Kochen mit Plan oder am Anfang das Ende im Sinn haben.

Wenn Freunde zum Essen kommen überlegen wir, was wir kochen möchten. Wir überlegen, ob die geplanten Speisen zu unseren Fähigkeiten passen, ob unsere Küche zur Zubereitung groß genug ist und wie wir die Speisen anrichten sollen. Wir durchdenken den Tag bereits ein erstes Mal, bevor wir zur Tat schreiten.

Dies ist die Entwurfsphase. Sie ist die wichtigste Phase eines Projekts und hilft Abhängigkeiten zu entdecken.

Es ist normal, dass wir uns bei erster Betrachtung Dinge immer einfacher vorstellen, als sie in der Realität sind.  Stellen wir beim Kochen fest, dass wir den Sauerbraten hätten einlegen müssen, ist der Fehler nicht mehr wettzumachen. Wir können nur noch Krisenmanagement betreiben: Ein neues Hauptgericht festlegen, zusätzlich einkaufen oder den Fertigstellungstermin verschieben.

Im der komplexen IT spart eine gründliche Entwurfsphase Kosten: je früher Anforderungen erkannt werden, desto geringer der Aufwand. Eine Regel besagt, dass in IT Projekten die Kosten einer Änderung in jeder Phase um etwa den Faktor 10 steigen.

Dazu folgendes Beispiel:
Ist eine Anforderung bereits bei der Initialisierung dokumentiert, so bauen alle folgenden Phasen direkt auf der Anforderung (15 Minuten) auf.

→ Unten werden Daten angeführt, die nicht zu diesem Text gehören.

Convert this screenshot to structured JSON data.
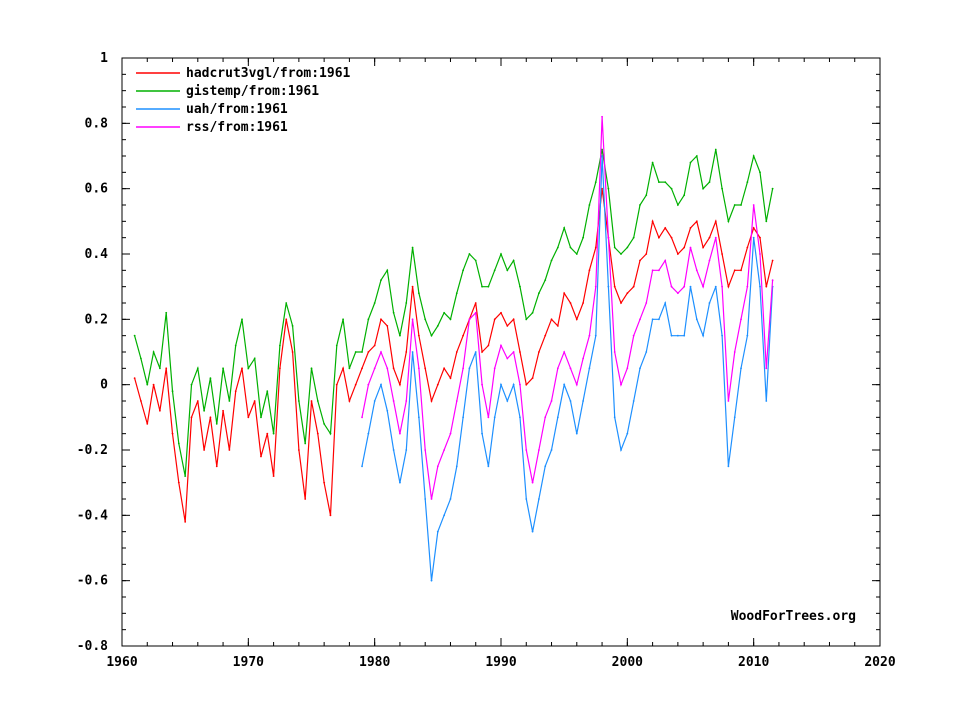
{
  "chart_data": {
    "type": "line",
    "title": "",
    "xlabel": "",
    "ylabel": "",
    "xlim": [
      1960,
      2020
    ],
    "ylim": [
      -0.8,
      1
    ],
    "x_ticks": [
      "1960",
      "1970",
      "1980",
      "1990",
      "2000",
      "2010",
      "2020"
    ],
    "y_ticks": [
      "1",
      "0.8",
      "0.6",
      "0.4",
      "0.2",
      "0",
      "-0.2",
      "-0.4",
      "-0.6",
      "-0.8"
    ],
    "grid": false,
    "legend_position": "top-left",
    "credit": "WoodForTrees.org",
    "series": [
      {
        "name": "hadcrut3vgl/from:1961",
        "color": "#ff0000",
        "x": [
          1961.0,
          1961.5,
          1962.0,
          1962.5,
          1963.0,
          1963.5,
          1964.0,
          1964.5,
          1965.0,
          1965.5,
          1966.0,
          1966.5,
          1967.0,
          1967.5,
          1968.0,
          1968.5,
          1969.0,
          1969.5,
          1970.0,
          1970.5,
          1971.0,
          1971.5,
          1972.0,
          1972.5,
          1973.0,
          1973.5,
          1974.0,
          1974.5,
          1975.0,
          1975.5,
          1976.0,
          1976.5,
          1977.0,
          1977.5,
          1978.0,
          1978.5,
          1979.0,
          1979.5,
          1980.0,
          1980.5,
          1981.0,
          1981.5,
          1982.0,
          1982.5,
          1983.0,
          1983.5,
          1984.0,
          1984.5,
          1985.0,
          1985.5,
          1986.0,
          1986.5,
          1987.0,
          1987.5,
          1988.0,
          1988.5,
          1989.0,
          1989.5,
          1990.0,
          1990.5,
          1991.0,
          1991.5,
          1992.0,
          1992.5,
          1993.0,
          1993.5,
          1994.0,
          1994.5,
          1995.0,
          1995.5,
          1996.0,
          1996.5,
          1997.0,
          1997.5,
          1998.0,
          1998.5,
          1999.0,
          1999.5,
          2000.0,
          2000.5,
          2001.0,
          2001.5,
          2002.0,
          2002.5,
          2003.0,
          2003.5,
          2004.0,
          2004.5,
          2005.0,
          2005.5,
          2006.0,
          2006.5,
          2007.0,
          2007.5,
          2008.0,
          2008.5,
          2009.0,
          2009.5,
          2010.0,
          2010.5,
          2011.0,
          2011.5
        ],
        "y": [
          0.02,
          -0.05,
          -0.12,
          0.0,
          -0.08,
          0.05,
          -0.15,
          -0.3,
          -0.42,
          -0.1,
          -0.05,
          -0.2,
          -0.1,
          -0.25,
          -0.08,
          -0.2,
          -0.02,
          0.05,
          -0.1,
          -0.05,
          -0.22,
          -0.15,
          -0.28,
          0.05,
          0.2,
          0.1,
          -0.2,
          -0.35,
          -0.05,
          -0.15,
          -0.3,
          -0.4,
          0.0,
          0.05,
          -0.05,
          0.0,
          0.05,
          0.1,
          0.12,
          0.2,
          0.18,
          0.05,
          0.0,
          0.1,
          0.3,
          0.15,
          0.05,
          -0.05,
          0.0,
          0.05,
          0.02,
          0.1,
          0.15,
          0.2,
          0.25,
          0.1,
          0.12,
          0.2,
          0.22,
          0.18,
          0.2,
          0.1,
          0.0,
          0.02,
          0.1,
          0.15,
          0.2,
          0.18,
          0.28,
          0.25,
          0.2,
          0.25,
          0.35,
          0.42,
          0.6,
          0.45,
          0.3,
          0.25,
          0.28,
          0.3,
          0.38,
          0.4,
          0.5,
          0.45,
          0.48,
          0.45,
          0.4,
          0.42,
          0.48,
          0.5,
          0.42,
          0.45,
          0.5,
          0.4,
          0.3,
          0.35,
          0.35,
          0.42,
          0.48,
          0.45,
          0.3,
          0.38
        ]
      },
      {
        "name": "gistemp/from:1961",
        "color": "#00b000",
        "x": [
          1961.0,
          1961.5,
          1962.0,
          1962.5,
          1963.0,
          1963.5,
          1964.0,
          1964.5,
          1965.0,
          1965.5,
          1966.0,
          1966.5,
          1967.0,
          1967.5,
          1968.0,
          1968.5,
          1969.0,
          1969.5,
          1970.0,
          1970.5,
          1971.0,
          1971.5,
          1972.0,
          1972.5,
          1973.0,
          1973.5,
          1974.0,
          1974.5,
          1975.0,
          1975.5,
          1976.0,
          1976.5,
          1977.0,
          1977.5,
          1978.0,
          1978.5,
          1979.0,
          1979.5,
          1980.0,
          1980.5,
          1981.0,
          1981.5,
          1982.0,
          1982.5,
          1983.0,
          1983.5,
          1984.0,
          1984.5,
          1985.0,
          1985.5,
          1986.0,
          1986.5,
          1987.0,
          1987.5,
          1988.0,
          1988.5,
          1989.0,
          1989.5,
          1990.0,
          1990.5,
          1991.0,
          1991.5,
          1992.0,
          1992.5,
          1993.0,
          1993.5,
          1994.0,
          1994.5,
          1995.0,
          1995.5,
          1996.0,
          1996.5,
          1997.0,
          1997.5,
          1998.0,
          1998.5,
          1999.0,
          1999.5,
          2000.0,
          2000.5,
          2001.0,
          2001.5,
          2002.0,
          2002.5,
          2003.0,
          2003.5,
          2004.0,
          2004.5,
          2005.0,
          2005.5,
          2006.0,
          2006.5,
          2007.0,
          2007.5,
          2008.0,
          2008.5,
          2009.0,
          2009.5,
          2010.0,
          2010.5,
          2011.0,
          2011.5
        ],
        "y": [
          0.15,
          0.08,
          0.0,
          0.1,
          0.05,
          0.22,
          -0.02,
          -0.18,
          -0.28,
          0.0,
          0.05,
          -0.08,
          0.02,
          -0.12,
          0.05,
          -0.05,
          0.12,
          0.2,
          0.05,
          0.08,
          -0.1,
          -0.02,
          -0.15,
          0.12,
          0.25,
          0.18,
          -0.05,
          -0.18,
          0.05,
          -0.05,
          -0.12,
          -0.15,
          0.12,
          0.2,
          0.05,
          0.1,
          0.1,
          0.2,
          0.25,
          0.32,
          0.35,
          0.22,
          0.15,
          0.25,
          0.42,
          0.28,
          0.2,
          0.15,
          0.18,
          0.22,
          0.2,
          0.28,
          0.35,
          0.4,
          0.38,
          0.3,
          0.3,
          0.35,
          0.4,
          0.35,
          0.38,
          0.3,
          0.2,
          0.22,
          0.28,
          0.32,
          0.38,
          0.42,
          0.48,
          0.42,
          0.4,
          0.45,
          0.55,
          0.62,
          0.72,
          0.6,
          0.42,
          0.4,
          0.42,
          0.45,
          0.55,
          0.58,
          0.68,
          0.62,
          0.62,
          0.6,
          0.55,
          0.58,
          0.68,
          0.7,
          0.6,
          0.62,
          0.72,
          0.6,
          0.5,
          0.55,
          0.55,
          0.62,
          0.7,
          0.65,
          0.5,
          0.6
        ]
      },
      {
        "name": "uah/from:1961",
        "color": "#1e90ff",
        "x": [
          1979.0,
          1979.5,
          1980.0,
          1980.5,
          1981.0,
          1981.5,
          1982.0,
          1982.5,
          1983.0,
          1983.5,
          1984.0,
          1984.5,
          1985.0,
          1985.5,
          1986.0,
          1986.5,
          1987.0,
          1987.5,
          1988.0,
          1988.5,
          1989.0,
          1989.5,
          1990.0,
          1990.5,
          1991.0,
          1991.5,
          1992.0,
          1992.5,
          1993.0,
          1993.5,
          1994.0,
          1994.5,
          1995.0,
          1995.5,
          1996.0,
          1996.5,
          1997.0,
          1997.5,
          1998.0,
          1998.5,
          1999.0,
          1999.5,
          2000.0,
          2000.5,
          2001.0,
          2001.5,
          2002.0,
          2002.5,
          2003.0,
          2003.5,
          2004.0,
          2004.5,
          2005.0,
          2005.5,
          2006.0,
          2006.5,
          2007.0,
          2007.5,
          2008.0,
          2008.5,
          2009.0,
          2009.5,
          2010.0,
          2010.5,
          2011.0,
          2011.5
        ],
        "y": [
          -0.25,
          -0.15,
          -0.05,
          0.0,
          -0.08,
          -0.2,
          -0.3,
          -0.2,
          0.1,
          -0.1,
          -0.35,
          -0.6,
          -0.45,
          -0.4,
          -0.35,
          -0.25,
          -0.1,
          0.05,
          0.1,
          -0.15,
          -0.25,
          -0.1,
          0.0,
          -0.05,
          0.0,
          -0.1,
          -0.35,
          -0.45,
          -0.35,
          -0.25,
          -0.2,
          -0.1,
          0.0,
          -0.05,
          -0.15,
          -0.05,
          0.05,
          0.15,
          0.7,
          0.3,
          -0.1,
          -0.2,
          -0.15,
          -0.05,
          0.05,
          0.1,
          0.2,
          0.2,
          0.25,
          0.15,
          0.15,
          0.15,
          0.3,
          0.2,
          0.15,
          0.25,
          0.3,
          0.15,
          -0.25,
          -0.1,
          0.05,
          0.15,
          0.45,
          0.3,
          -0.05,
          0.3
        ]
      },
      {
        "name": "rss/from:1961",
        "color": "#ff00ff",
        "x": [
          1979.0,
          1979.5,
          1980.0,
          1980.5,
          1981.0,
          1981.5,
          1982.0,
          1982.5,
          1983.0,
          1983.5,
          1984.0,
          1984.5,
          1985.0,
          1985.5,
          1986.0,
          1986.5,
          1987.0,
          1987.5,
          1988.0,
          1988.5,
          1989.0,
          1989.5,
          1990.0,
          1990.5,
          1991.0,
          1991.5,
          1992.0,
          1992.5,
          1993.0,
          1993.5,
          1994.0,
          1994.5,
          1995.0,
          1995.5,
          1996.0,
          1996.5,
          1997.0,
          1997.5,
          1998.0,
          1998.5,
          1999.0,
          1999.5,
          2000.0,
          2000.5,
          2001.0,
          2001.5,
          2002.0,
          2002.5,
          2003.0,
          2003.5,
          2004.0,
          2004.5,
          2005.0,
          2005.5,
          2006.0,
          2006.5,
          2007.0,
          2007.5,
          2008.0,
          2008.5,
          2009.0,
          2009.5,
          2010.0,
          2010.5,
          2011.0,
          2011.5
        ],
        "y": [
          -0.1,
          0.0,
          0.05,
          0.1,
          0.05,
          -0.05,
          -0.15,
          -0.05,
          0.2,
          0.05,
          -0.2,
          -0.35,
          -0.25,
          -0.2,
          -0.15,
          -0.05,
          0.05,
          0.2,
          0.22,
          0.0,
          -0.1,
          0.05,
          0.12,
          0.08,
          0.1,
          0.0,
          -0.2,
          -0.3,
          -0.2,
          -0.1,
          -0.05,
          0.05,
          0.1,
          0.05,
          0.0,
          0.08,
          0.15,
          0.3,
          0.82,
          0.45,
          0.1,
          0.0,
          0.05,
          0.15,
          0.2,
          0.25,
          0.35,
          0.35,
          0.38,
          0.3,
          0.28,
          0.3,
          0.42,
          0.35,
          0.3,
          0.38,
          0.45,
          0.3,
          -0.05,
          0.1,
          0.2,
          0.3,
          0.55,
          0.4,
          0.05,
          0.32
        ]
      }
    ]
  }
}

Wird die Anforderung erst im späteren Entwurf erkannt, so muss sie zusätzlich dokumentiert, kommuniziert und die Finanzierung geklärt werden (2,5 Stunden).

In der Realisierungsphase müssen zudem das Klassenmodell modifiziert, die Layouts angepasst und die Änderungen implementiert werden (3 Tage).

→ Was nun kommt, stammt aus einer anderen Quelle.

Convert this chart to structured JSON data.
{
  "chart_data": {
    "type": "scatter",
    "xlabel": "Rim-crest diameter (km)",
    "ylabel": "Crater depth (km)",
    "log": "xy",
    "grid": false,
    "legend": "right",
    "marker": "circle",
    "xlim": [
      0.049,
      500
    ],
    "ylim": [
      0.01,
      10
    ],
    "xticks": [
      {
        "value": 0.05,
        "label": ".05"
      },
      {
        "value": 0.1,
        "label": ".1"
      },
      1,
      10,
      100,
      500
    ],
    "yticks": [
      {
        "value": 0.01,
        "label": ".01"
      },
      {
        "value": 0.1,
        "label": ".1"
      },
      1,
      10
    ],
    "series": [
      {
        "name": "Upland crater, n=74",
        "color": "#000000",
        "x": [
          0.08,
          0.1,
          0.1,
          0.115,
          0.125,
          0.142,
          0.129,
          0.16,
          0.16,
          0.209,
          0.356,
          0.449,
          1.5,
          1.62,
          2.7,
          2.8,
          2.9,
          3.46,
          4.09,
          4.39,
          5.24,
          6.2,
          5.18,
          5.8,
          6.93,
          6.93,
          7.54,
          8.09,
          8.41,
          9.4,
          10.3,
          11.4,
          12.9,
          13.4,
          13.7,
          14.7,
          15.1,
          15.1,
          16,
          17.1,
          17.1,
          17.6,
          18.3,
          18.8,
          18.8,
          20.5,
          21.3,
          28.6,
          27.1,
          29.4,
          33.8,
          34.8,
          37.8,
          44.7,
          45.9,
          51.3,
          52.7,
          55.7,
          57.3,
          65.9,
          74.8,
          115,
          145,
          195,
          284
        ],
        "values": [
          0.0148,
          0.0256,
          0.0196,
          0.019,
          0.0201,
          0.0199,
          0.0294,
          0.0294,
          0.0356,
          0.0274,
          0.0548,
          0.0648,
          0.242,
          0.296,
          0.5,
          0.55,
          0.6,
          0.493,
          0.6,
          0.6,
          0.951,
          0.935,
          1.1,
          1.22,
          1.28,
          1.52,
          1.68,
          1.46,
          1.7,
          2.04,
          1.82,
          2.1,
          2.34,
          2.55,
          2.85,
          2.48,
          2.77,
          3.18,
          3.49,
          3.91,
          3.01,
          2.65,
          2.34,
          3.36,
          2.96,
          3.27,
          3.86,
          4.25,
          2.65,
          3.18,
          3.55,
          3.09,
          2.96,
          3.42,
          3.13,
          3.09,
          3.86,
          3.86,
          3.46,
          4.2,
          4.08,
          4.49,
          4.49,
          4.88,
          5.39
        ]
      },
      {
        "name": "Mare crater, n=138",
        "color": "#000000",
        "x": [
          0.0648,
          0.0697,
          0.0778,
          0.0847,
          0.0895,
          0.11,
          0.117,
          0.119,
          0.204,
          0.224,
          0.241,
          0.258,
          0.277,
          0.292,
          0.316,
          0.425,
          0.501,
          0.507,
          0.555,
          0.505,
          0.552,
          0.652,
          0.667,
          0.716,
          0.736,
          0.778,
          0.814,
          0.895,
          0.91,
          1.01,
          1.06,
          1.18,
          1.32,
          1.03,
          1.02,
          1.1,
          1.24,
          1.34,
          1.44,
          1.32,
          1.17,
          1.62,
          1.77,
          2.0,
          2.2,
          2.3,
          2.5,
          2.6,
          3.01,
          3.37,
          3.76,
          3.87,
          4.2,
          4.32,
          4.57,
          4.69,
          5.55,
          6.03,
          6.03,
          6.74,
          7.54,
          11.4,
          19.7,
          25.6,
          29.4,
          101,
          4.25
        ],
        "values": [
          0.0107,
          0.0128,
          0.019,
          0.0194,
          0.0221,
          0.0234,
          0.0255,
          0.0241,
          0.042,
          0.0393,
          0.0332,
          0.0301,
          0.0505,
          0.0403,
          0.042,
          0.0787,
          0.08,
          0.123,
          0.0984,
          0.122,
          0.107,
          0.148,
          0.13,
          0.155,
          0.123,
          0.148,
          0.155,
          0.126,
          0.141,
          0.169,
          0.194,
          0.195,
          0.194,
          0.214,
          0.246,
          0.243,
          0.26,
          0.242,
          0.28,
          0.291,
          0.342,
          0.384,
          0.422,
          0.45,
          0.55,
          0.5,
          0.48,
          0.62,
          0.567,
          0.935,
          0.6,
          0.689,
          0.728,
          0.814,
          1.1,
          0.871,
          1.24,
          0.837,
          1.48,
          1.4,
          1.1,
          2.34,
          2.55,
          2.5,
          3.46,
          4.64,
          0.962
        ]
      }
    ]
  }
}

Nach der Einführung des Systems kämen sogar die Aufwände für den erneuten Test, die Freigabe, die Installation auf dem Produktivsystem, den Endtest, die Änderung der schriftlichen Dokumentation (Text und Bild) sowie Übersetzungen und Druckkosten und Information der Anwender hinzu (3 Wochen).

Projekte ohne gründliche Entwurfsphase sind teuer: sie werden mit erheblich höherem Aufwand realisiert; oder sie scheitern ganz.